About this work:
Jane Ring Frank, music director
Sopranos: Emily Hindrichs , Brenna Wells , Teresa Wakim
Altos: Jennifer Ashe, Carrie Cheron, Mary Gerbi
Tenors: Owen McIntosh, David Scott, Mathew Anderson
Basses: Bradford Gleim, Thann Scoggin, Marc DeMille, Darrick Yee
Program note:
A former Boston College student of mine contacted me last summer and asked if I would write a choral work for her group in the Berkshires.
I was at the time completing the orchestration of my Symphony No. 7 ... Roman Holidays, and so was ready to do something new and different from a purely instrumental work.

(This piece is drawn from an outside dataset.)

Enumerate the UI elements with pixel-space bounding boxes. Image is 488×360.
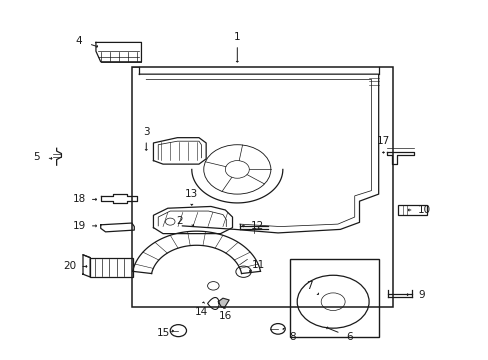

Having been raised a Catholic and educated at parochial schools when I was a youngster in Hong Kong, and also bearing in mind that I now teach at BC, a Jesuit Institution, the idea of the passion of Christ is always in the back of my mind. As a matter of fact, I have always found religious choral music to be the ideal and most transcendent way to communicate God's words.
Septem Verba Christi in Cruce, or the Seven Last Words of Christ on the Cross, has been done in a musical setting most famously by Franz Joseph Haydn in a wordless string quartet. Others settings include those of Heinrich Schütz, César Franck, Sofia Gubaidulina, and James McMillan.

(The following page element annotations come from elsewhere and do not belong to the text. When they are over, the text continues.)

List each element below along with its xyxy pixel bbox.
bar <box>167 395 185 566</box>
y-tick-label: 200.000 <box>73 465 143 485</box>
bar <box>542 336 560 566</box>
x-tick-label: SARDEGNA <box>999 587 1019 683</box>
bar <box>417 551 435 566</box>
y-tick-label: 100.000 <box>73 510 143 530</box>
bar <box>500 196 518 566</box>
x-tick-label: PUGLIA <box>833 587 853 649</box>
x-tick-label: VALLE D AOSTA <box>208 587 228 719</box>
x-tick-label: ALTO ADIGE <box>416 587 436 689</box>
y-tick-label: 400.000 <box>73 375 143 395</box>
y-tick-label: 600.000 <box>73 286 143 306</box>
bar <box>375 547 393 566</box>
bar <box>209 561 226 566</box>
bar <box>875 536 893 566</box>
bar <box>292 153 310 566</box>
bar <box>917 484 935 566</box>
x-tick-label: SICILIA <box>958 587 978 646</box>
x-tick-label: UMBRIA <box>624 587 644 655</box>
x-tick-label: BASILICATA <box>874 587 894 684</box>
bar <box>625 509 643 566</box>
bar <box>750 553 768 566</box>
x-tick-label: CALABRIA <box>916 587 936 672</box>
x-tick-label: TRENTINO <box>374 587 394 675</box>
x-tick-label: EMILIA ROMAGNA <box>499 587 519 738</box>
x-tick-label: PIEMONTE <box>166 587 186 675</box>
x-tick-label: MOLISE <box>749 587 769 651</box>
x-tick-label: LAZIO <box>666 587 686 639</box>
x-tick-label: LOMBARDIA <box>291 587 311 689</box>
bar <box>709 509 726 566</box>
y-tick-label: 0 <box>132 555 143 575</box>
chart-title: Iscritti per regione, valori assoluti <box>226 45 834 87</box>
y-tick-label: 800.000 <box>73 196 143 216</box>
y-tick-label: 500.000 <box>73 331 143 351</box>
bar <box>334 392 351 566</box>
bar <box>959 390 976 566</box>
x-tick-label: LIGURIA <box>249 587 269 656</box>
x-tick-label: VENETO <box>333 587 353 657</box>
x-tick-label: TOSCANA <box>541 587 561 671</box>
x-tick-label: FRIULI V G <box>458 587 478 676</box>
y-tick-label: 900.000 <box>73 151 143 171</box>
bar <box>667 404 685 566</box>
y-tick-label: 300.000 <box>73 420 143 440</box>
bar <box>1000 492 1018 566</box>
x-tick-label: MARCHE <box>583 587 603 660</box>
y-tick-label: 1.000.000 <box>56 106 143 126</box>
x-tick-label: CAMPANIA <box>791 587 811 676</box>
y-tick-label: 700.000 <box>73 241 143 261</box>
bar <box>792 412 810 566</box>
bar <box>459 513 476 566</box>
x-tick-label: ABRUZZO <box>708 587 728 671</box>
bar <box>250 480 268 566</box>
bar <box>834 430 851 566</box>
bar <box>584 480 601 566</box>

Portion of the text can also be found in the sublime St. John Passion by J.S. Bach, and Passio by the contemporary Estonian composer, Arvo Pärt.
The complete text in Latin follows.
1. Pater, dimitte illis, quia nesciunt, quid faciunt.
Father, forgive them, they know not what they do.
2. Hodie mecum eris in Paradiso.
This day thou shalt be with me in Paradise.
3. Mulier, ecce filius tuus.
Woman, behold thy son.
4. Deus meus, Deus meus, utquid dereliquisti me?
My God, my God, why hast thou forsaken me?
5. Sitio.
I thirst.
6. Consummatum est.
It is finished.
7. In manus tuas, Domine, commendo spiritum meum.
Into thine hands, O Lord, I commend my spirit.
This work is dedicated to my mother, May Lee Chang (1921-2008).